Launched in 2021, CoLABenDirect grew from a need to relieve some of the struggle regional dance companies and dancers experience when collaborating hundreds of kilometres apart from each other. A few years ago, a group of dance creators from Toronto, Halifax and Fredericton who were scheduled to present at the ballet’s annual Impact Festival were unsuccessful in a project grant application.
“This is so typical. We witnessed the struggle to get the work up, to be able to bring it to the festival, putting in their own money sometimes, applying for another grant, getting part of a grant, not the full grant and sending videos back and forth. A very complicated situation,” Susan Chalmers-Gauvin, co-founder and CEO of Atlantic Ballet, said. “We know this is the story of the majority of our dance companies.”

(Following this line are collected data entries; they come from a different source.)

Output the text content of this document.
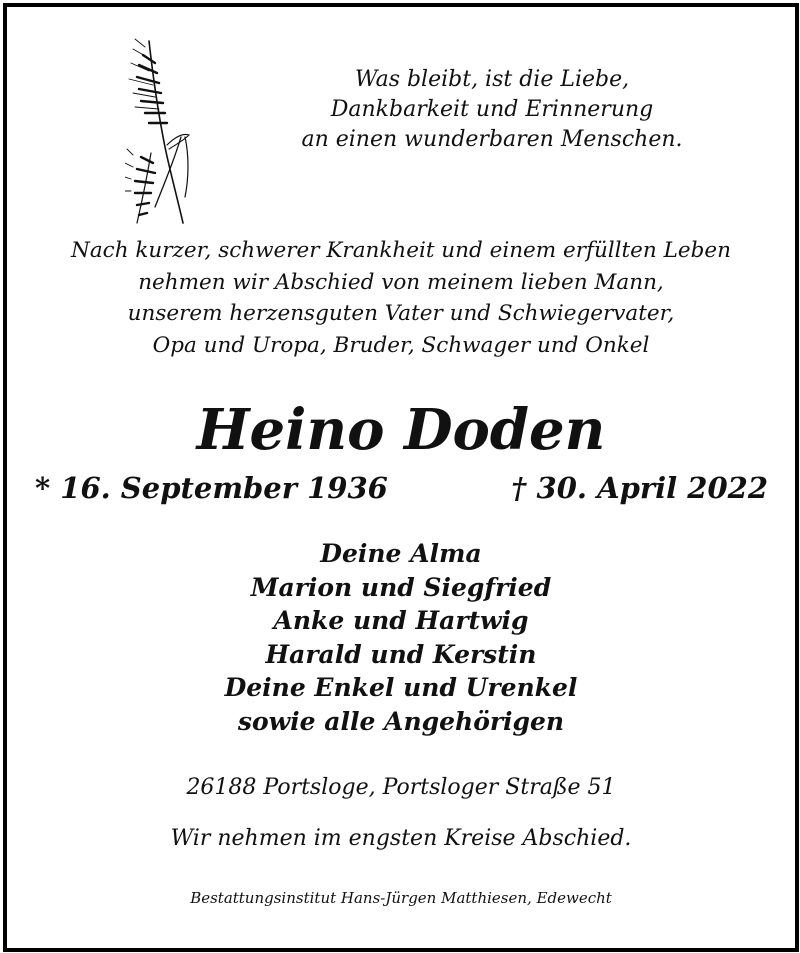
Was bleibt, ist die Liebe,
Dankbarkeit und Erinnerung
an einen wunderbaren Menschen.
Nach kurzer, schwerer Krankheit und einem erfüllten Leben
nehmen wir Abschied von meinem lieben Mann,
unserem herzensguten Vater und Schwiegervater,
Opa und Uropa, Bruder, Schwager und Onkel
Heino Doden
* 16. September 1936	† 30. April 2022
Deine Alma
Marion und Siegfried
Anke und Hartwig
Harald und Kerstin
Deine Enkel und Urenkel
sowie alle Angehörigen
26188 Portsloge, Portsloger Straße 51
Wir nehmen im engsten Kreise Abschied.
Bestattungsinstitut Hans-Jürgen Matthiesen, Edewecht
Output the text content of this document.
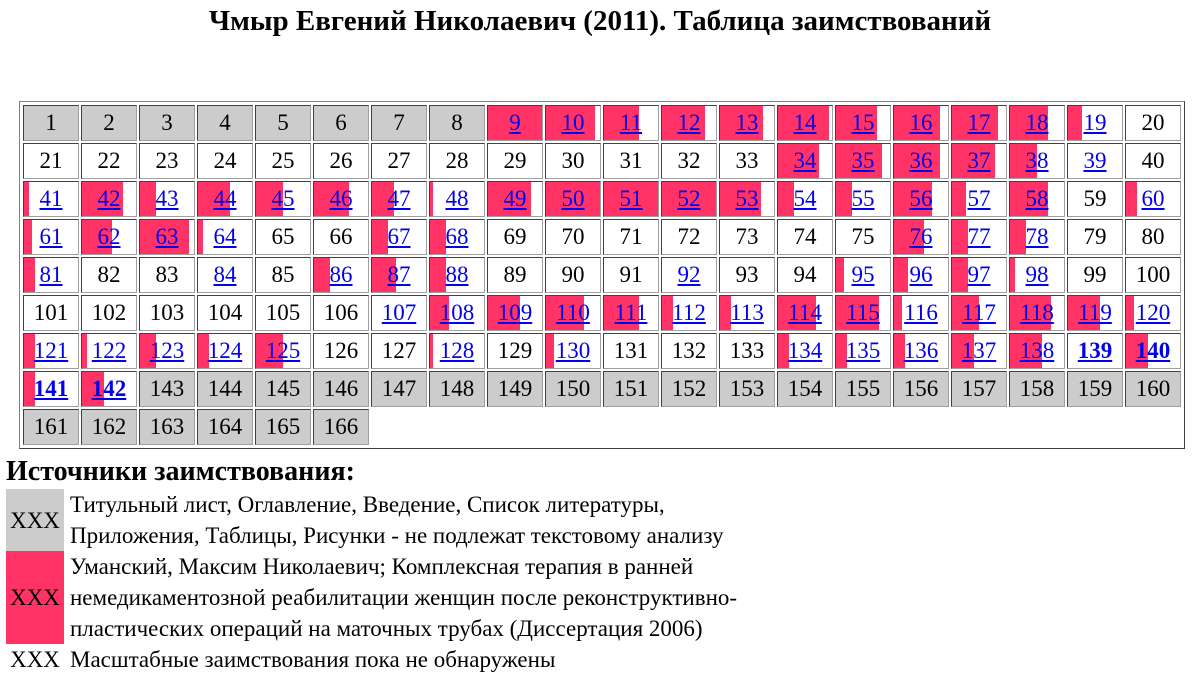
Чмыр Евгений Николаевич (2011). Таблица заимствований
1	2	3	4	5	6	7	8	9	10	11	12	13	14	15	16	17	18	19	20
21	22	23	24	25	26	27	28	29	30	31	32	33	34	35	36	37	38	39	40

41	42	43	44	45	46	47	48	49	50	51	52	53	54	55	56	57	58	59	60

61	62	63	64	65	66	67	68	69	70	71	72	73	74	75	76	77	78	79	80

81	82	83	84	85	86	87	88	89	90	91	92	93	94	95	96	97	98	99	100
101	102	103	104	105	106	107	108	109	110	111	112	113	114	115	116	117	118	119	120

121	122	123	124	125	126	127	128	129	130	131	132	133	134	135	136	137	138	139	140

141	142	143	144	145	146	147	148	149	150	151	152	153	154	155	156	157	158	159	160
161	162	163	164	165	166														
Источники заимствования:
XXX	Титульный лист, Оглавление, Введение, Список литературы,
Приложения, Таблицы, Рисунки - не подлежат текстовому анализу

XXX	Уманский, Максим Николаевич; Комплексная терапия в ранней
немедикаментозной реабилитации женщин после реконструктивно-
пластических операций на маточных трубах (Диссертация 2006)

XXX	Масштабные заимствования пока не обнаружены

CoLABenDirect provides an equipment kit, free of charge, that includes a camera and microphone and allows the users to take control of each other’s cameras from multiple locations at a distance, zoom in and out and pan across the dance studio. This avoids watching dancers dance out of the scene. The equipment allows the choreographers to co-create and talk back and forth while the music is playing.

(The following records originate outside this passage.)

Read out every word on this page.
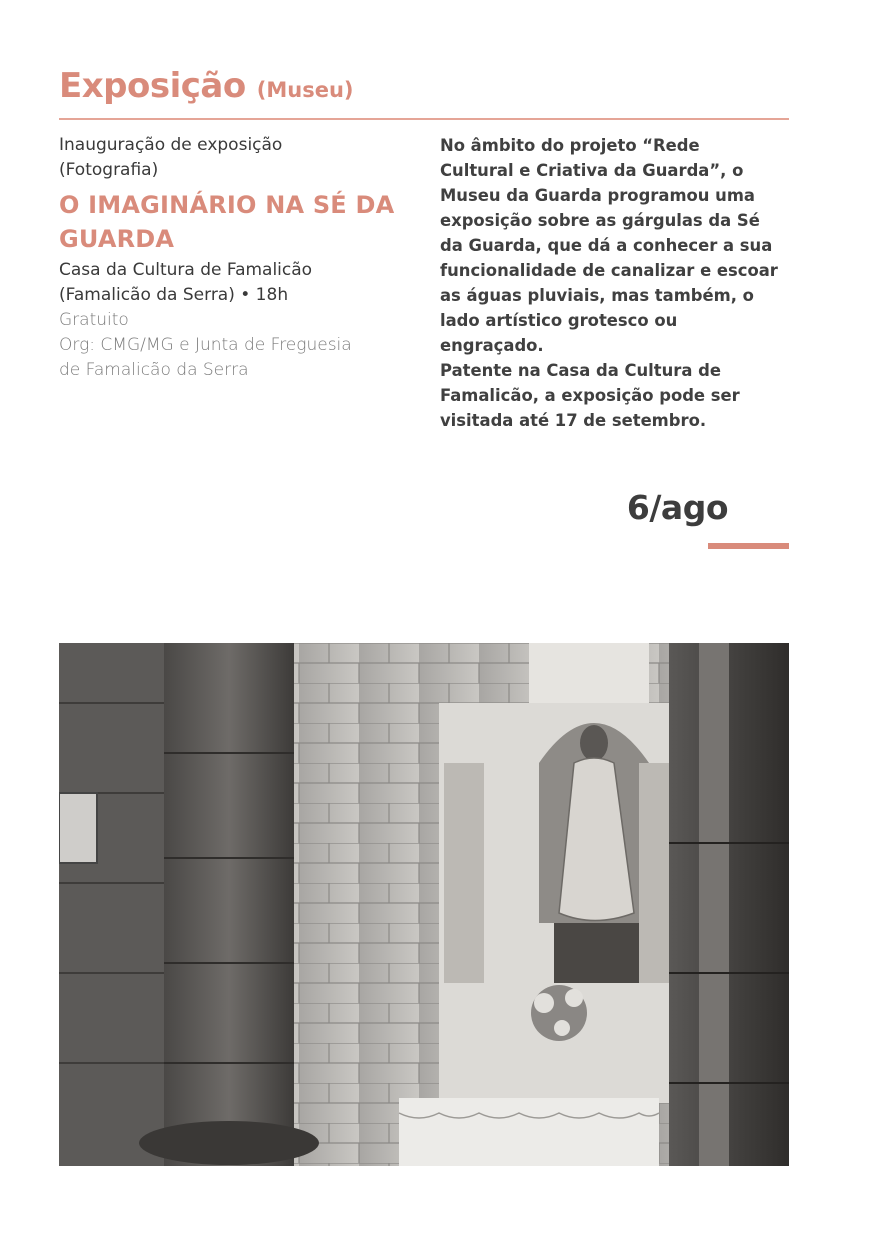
Exposição (Museu)
Inauguração de exposição
(Fotografia)
O IMAGINÁRIO NA SÉ DA
GUARDA
Casa da Cultura de Famalicão
(Famalicão da Serra) • 18h
Gratuito
Org: CMG/MG e Junta de Freguesia
de Famalicão da Serra
No âmbito do projeto “Rede
Cultural e Criativa da Guarda”, o
Museu da Guarda programou uma
exposição sobre as gárgulas da Sé
da Guarda, que dá a conhecer a sua
funcionalidade de canalizar e escoar
as águas pluviais, mas também, o
lado artístico grotesco ou engraçado.
Patente na Casa da Cultura de
Famalicão, a exposição pode ser
visitada até 17 de setembro.
6/ago
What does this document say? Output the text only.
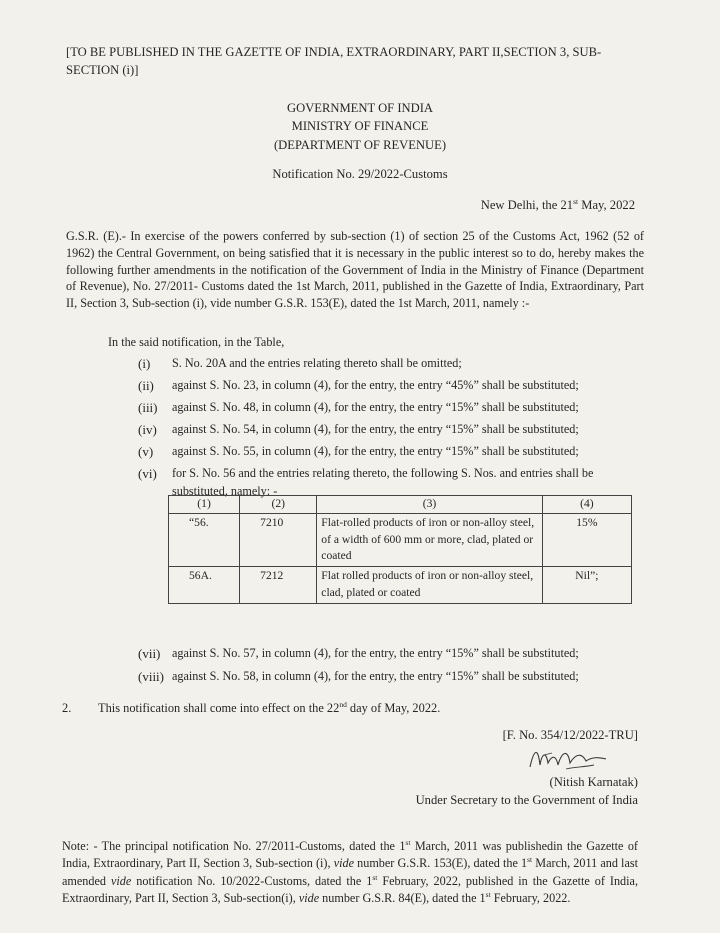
[TO BE PUBLISHED IN THE GAZETTE OF INDIA, EXTRAORDINARY, PART II,SECTION 3, SUB-SECTION (i)]
GOVERNMENT OF INDIA
MINISTRY OF FINANCE
(DEPARTMENT OF REVENUE)
Notification No. 29/2022-Customs
New Delhi, the 21st May, 2022
G.S.R. (E).- In exercise of the powers conferred by sub-section (1) of section 25 of the Customs Act, 1962 (52 of 1962) the Central Government, on being satisfied that it is necessary in the public interest so to do, hereby makes the following further amendments in the notification of the Government of India in the Ministry of Finance (Department of Revenue), No. 27/2011- Customs dated the 1st March, 2011, published in the Gazette of India, Extraordinary, Part II, Section 3, Sub-section (i), vide number G.S.R. 153(E), dated the 1st March, 2011, namely :-
In the said notification, in the Table,
(i)	S. No. 20A and the entries relating thereto shall be omitted;
(ii)	against S. No. 23, in column (4), for the entry, the entry “45%” shall be substituted;
(iii)	against S. No. 48, in column (4), for the entry, the entry “15%” shall be substituted;
(iv)	against S. No. 54, in column (4), for the entry, the entry “15%” shall be substituted;
(v)	against S. No. 55, in column (4), for the entry, the entry “15%” shall be substituted;
(vi)	for S. No. 56 and the entries relating thereto, the following S. Nos. and entries shall be substituted, namely: -
(1)	(2)	(3)	(4)
“56.	7210	Flat-rolled products of iron or non-alloy steel, of a width of 600 mm or more, clad, plated or coated	15%
56A.	7212	Flat rolled products of iron or non-alloy steel, clad, plated or coated	Nil”;
(vii) against S. No. 57, in column (4), for the entry, the entry “15%” shall be substituted;
(viii) against S. No. 58, in column (4), for the entry, the entry “15%” shall be substituted;
2. This notification shall come into effect on the 22nd day of May, 2022.
[F. No. 354/12/2022-TRU]
(Nitish Karnatak)
Under Secretary to the Government of India
Note: - The principal notification No. 27/2011-Customs, dated the 1st March, 2011 was publishedin the Gazette of India, Extraordinary, Part II, Section 3, Sub-section (i), vide number G.S.R. 153(E), dated the 1st March, 2011 and last amended vide notification No. 10/2022-Customs, dated the 1st February, 2022, published in the Gazette of India, Extraordinary, Part II, Section 3, Sub-section(i), vide number G.S.R. 84(E), dated the 1st February, 2022.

“It brings one more level of intimacy and exchange than a straight-up flat screen,” said Sara Coffin, the co-artistic director of Mocean Dance. The company was involved in CoLABenDirect’s testing phase.
But the benefits don’t stop there. “Once you have a collaborative relationship established, it definitely saves the environment, accommodation and per diem costs and still allows work with new perspectives and new people,” said Coffin.
The next generation of the ballet’s digital transformation is Dance XR, which is currently in the research and development phase. It was conceptualized partly based on feedback from the testing phase of CoLABenDirect. Participants requested something that was more 3D, which then turned into discussions with the ballet’s technology providers about holographic systems used in aerospace engineering, the oil and gas sector and health care.
The company is reimagining one particular solution, known as Remote Spark, to convert choreographic work into 3D visuals, including life-size holograms and augmented reality using specialized goggles.
As digital technologies advance, so can costs for dancers and dance companies who are typically project-based. Atlantic Ballet hopes to offer this additional collaboration solution free of charge.
“It’s the opportunity to work with augmented reality, go in studio and collaborate in a new way, and who knows what will come out of that in terms of dance practice,” said Chalmers-Gauvin. “You get creatives working with new technologies, and there’s also some advancement to the art form, which is exciting.”
Coffin said that more digital engagement makes sense, particularly in Atlantic Canada where there are fewer dancers and dance communities, who can feel isolated or are underfunded.
“To be able to create networks and have national conversations more easily, that are more embodied even when distance is a reality, it definitely serves that in a new way that we haven’t previously been able to experience.”